I should have bought two bottles, she left before I could feel her tits...
Dude this girl just said she'd take me to pleasure town while giving me head
Will Ferrell is probably jerking himself off somewhere wishing he was you
strike ten. I need to stop drinkng
Almost accidentally stole a baby... explain later
you set the microwave for an hour telling me that the done sound was your alarm.
We are probably going to have to use your boobs as currency to get this done
Let's just say trying to drink my weight in apple pie shots looked better in theory.
currently waiting for her to check in on Facebook, the second she does I'm there. someone is getting laid tonight
I'm not stalking, she is pretty much begging me to come find her if she checks in
I am incapable of maintaining a guy's interest in me. It's like erectile dysfunction but with feelings
So last night I kicked a beer can off of a frat guys head and it nailed one of my sisters in the face. Think i'll be brought up on standards?
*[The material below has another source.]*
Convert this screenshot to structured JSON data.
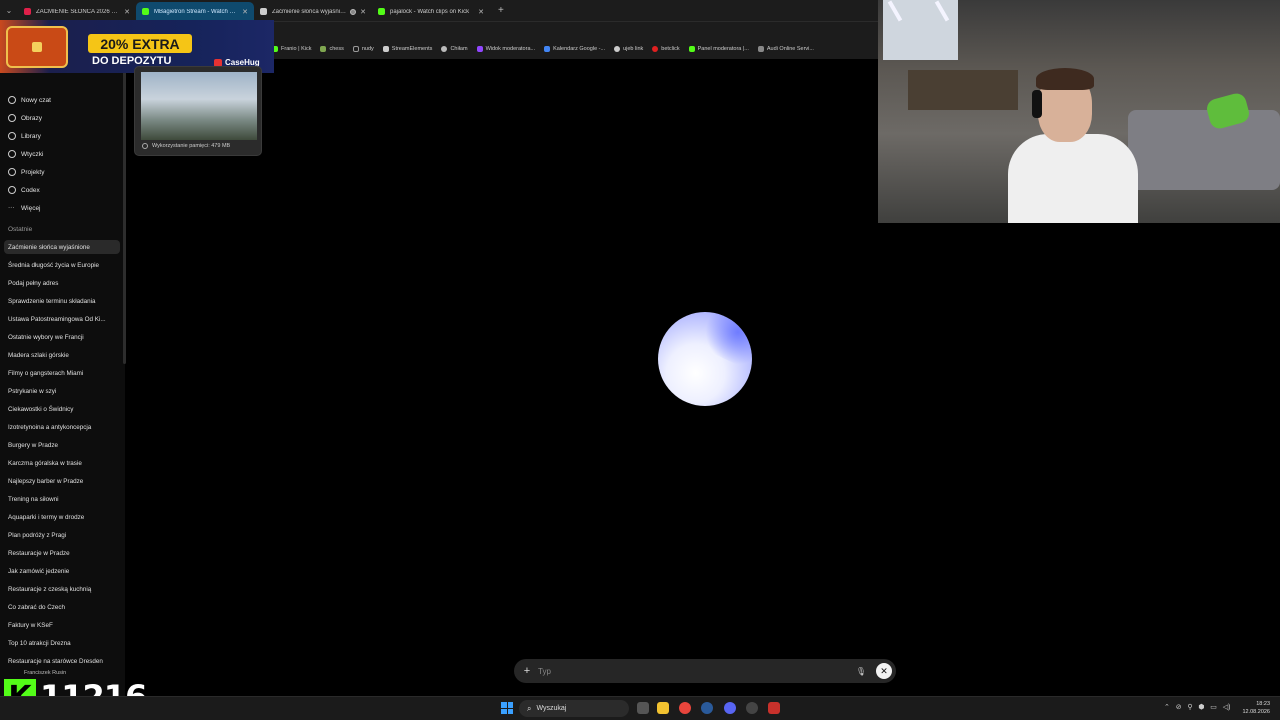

you threw me on the ground pryed my purse out of my hands screaming " I JUST WANNA HOLD IT A LITTLE BIT". later i found you putting on my lip gloss.
I did not have sex with him because he had a puppy…finding out he had a husky pup waiting back at home was just an unexpected plus
So I had this brilliant idea that I would sleep in all sorts of sweatpants and sweatshirts... Apparently I thought I could "sweat" off the drunk in my sleep and that it would make me feel better when I woke up
i just woke up on the desk in his dorm with him snoring in my vagina. better than last week waking up to a different guy puking on my bare ass i guess.
So random question: what's a good way to tell your brother that his Skype sex kept you awake last night? I'm not really sure how that conversation begins.